Neto trouxe a entrega das chaves da cidade ao Rei Momo para a quarta-feira (3) na Praça Municipal. Rui até pode ir, mas perde o protagonismo que dividia com o gestor da cidade quando o ato solene acontecia nos camarotes oficias do Campo Grande. Em resposta, o governo bancou Ivete Sangalo e Bell Marques, sem cordas, no circuito Osmar na quinta.
A prefeitura investiu pesado nas atrações e estendeu a quantidade de dias de folia. O orçamento será de R$ 40 milhões. O governo deve divulgar nos próximos dias quanto colocará de dinheiro na festa. Sabe-se que R$ 870 mil foi o valor destinado às duas atrações iniciais, mas esta é só uma fatia dos R$ 90 milhões que vão custear todos os festejos momescos no estado.

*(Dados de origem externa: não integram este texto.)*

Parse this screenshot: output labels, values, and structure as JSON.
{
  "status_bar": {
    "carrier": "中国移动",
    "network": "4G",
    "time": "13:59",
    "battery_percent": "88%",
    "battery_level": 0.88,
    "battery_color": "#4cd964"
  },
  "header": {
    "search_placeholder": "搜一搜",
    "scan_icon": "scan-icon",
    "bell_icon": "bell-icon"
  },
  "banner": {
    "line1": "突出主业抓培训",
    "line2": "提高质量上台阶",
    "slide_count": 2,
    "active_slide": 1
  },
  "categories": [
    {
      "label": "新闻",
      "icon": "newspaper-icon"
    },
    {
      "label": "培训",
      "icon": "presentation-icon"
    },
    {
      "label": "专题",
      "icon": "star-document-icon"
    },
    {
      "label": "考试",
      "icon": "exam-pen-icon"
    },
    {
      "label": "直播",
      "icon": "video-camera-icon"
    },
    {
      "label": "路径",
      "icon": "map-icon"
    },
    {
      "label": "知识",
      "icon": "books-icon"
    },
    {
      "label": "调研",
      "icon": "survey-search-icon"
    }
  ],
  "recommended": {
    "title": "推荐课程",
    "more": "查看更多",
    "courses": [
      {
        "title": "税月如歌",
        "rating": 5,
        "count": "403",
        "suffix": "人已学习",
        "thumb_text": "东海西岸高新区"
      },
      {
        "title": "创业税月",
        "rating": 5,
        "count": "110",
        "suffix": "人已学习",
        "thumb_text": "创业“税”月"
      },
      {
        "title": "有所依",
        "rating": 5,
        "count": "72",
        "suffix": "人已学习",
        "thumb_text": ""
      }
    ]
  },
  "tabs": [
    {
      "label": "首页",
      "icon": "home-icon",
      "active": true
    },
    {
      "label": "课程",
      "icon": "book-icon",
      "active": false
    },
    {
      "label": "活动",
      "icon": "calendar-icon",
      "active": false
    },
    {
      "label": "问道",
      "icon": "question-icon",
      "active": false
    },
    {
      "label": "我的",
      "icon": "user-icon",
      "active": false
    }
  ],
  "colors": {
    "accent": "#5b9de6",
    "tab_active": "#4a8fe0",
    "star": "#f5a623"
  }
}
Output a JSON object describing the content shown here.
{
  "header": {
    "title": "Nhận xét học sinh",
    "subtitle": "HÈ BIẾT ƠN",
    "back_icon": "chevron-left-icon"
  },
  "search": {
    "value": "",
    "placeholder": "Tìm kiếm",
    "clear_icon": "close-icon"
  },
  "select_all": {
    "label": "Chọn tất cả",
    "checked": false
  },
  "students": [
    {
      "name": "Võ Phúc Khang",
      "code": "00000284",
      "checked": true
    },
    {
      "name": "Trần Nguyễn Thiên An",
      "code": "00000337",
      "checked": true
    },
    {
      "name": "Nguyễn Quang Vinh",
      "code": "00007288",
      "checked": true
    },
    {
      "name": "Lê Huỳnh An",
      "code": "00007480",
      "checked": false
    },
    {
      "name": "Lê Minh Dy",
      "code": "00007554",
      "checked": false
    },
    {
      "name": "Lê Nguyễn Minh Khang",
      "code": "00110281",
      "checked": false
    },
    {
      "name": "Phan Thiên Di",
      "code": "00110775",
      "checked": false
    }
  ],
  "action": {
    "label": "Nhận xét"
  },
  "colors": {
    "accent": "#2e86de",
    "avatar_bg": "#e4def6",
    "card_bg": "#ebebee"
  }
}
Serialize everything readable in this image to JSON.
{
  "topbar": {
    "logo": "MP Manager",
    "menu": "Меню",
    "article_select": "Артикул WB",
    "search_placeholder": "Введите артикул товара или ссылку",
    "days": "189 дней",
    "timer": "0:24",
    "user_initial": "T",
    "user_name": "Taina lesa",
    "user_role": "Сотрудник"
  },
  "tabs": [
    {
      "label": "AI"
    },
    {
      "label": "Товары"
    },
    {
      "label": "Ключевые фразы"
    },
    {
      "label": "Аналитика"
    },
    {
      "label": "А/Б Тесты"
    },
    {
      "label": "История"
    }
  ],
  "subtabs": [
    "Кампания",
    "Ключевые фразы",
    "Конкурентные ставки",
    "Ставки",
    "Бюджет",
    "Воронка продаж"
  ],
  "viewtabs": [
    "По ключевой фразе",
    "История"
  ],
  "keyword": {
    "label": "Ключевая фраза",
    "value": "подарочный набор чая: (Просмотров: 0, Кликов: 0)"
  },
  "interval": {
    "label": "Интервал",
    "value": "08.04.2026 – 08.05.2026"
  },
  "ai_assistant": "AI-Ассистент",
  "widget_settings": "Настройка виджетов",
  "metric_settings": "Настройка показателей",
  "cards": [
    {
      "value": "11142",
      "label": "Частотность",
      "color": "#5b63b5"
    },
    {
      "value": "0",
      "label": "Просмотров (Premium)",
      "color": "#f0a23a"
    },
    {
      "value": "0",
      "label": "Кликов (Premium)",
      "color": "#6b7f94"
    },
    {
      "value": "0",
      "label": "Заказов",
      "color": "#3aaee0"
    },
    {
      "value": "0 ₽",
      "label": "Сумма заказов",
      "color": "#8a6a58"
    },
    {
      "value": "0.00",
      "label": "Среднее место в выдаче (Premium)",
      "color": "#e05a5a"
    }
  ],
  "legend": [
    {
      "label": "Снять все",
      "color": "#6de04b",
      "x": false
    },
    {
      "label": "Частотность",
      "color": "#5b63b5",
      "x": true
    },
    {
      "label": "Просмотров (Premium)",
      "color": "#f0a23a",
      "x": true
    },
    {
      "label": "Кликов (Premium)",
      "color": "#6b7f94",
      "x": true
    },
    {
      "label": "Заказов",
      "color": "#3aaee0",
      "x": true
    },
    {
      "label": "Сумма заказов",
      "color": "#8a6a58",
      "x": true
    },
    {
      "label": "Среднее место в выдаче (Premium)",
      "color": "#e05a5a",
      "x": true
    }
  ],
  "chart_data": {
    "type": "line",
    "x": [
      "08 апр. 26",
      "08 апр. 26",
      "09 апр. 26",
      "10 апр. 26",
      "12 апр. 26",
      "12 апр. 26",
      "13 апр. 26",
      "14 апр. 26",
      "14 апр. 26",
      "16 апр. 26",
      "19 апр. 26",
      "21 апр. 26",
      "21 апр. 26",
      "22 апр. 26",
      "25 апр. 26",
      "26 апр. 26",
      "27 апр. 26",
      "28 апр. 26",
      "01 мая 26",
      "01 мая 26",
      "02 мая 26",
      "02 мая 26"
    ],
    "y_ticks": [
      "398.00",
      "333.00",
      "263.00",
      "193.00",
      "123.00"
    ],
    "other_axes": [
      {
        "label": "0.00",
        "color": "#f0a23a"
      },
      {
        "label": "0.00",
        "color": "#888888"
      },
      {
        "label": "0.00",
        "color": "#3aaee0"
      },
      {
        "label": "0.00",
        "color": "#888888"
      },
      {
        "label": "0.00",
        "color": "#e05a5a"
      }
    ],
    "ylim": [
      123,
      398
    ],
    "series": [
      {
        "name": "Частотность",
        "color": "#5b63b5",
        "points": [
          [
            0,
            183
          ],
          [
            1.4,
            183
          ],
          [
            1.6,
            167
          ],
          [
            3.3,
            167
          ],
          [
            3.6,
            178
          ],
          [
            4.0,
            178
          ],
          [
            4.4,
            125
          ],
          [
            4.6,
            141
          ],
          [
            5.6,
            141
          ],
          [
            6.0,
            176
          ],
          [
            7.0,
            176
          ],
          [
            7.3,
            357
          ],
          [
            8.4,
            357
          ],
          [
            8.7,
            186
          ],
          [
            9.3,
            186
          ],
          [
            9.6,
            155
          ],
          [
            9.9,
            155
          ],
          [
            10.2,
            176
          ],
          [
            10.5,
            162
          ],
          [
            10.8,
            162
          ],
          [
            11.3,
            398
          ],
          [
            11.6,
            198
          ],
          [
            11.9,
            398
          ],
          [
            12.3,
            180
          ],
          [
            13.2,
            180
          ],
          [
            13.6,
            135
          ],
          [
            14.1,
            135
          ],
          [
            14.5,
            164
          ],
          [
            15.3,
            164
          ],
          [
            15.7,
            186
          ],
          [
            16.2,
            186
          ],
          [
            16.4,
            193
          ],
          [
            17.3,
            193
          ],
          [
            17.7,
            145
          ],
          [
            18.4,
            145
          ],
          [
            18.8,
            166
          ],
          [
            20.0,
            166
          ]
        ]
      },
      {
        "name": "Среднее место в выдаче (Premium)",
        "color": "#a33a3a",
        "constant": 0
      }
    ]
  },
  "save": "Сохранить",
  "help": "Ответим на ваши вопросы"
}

Este montante envolve, obviamente, as despesas com segurança pública, saúde e estrutura. Além de bancar as apresentações de figurões do Axé, blocos afros e pequenos grupos. Em 2015, o governo aportou R$ 87 milhões na festa, mas não pagou os cerca de R$ 2,5 milhões que Jaques Wagner deixou de dívida com a prefeitura.
A disputa entre Rui e Neto, outra vez mais, é boa para quem gosta de festa. Mas antes de começar a criticar o investimento em uma festa é preciso lembrar que o Carnaval atrai um multidão de turistas e movimenta significativamente a economia da Bahia, principalmente, a de Salvador.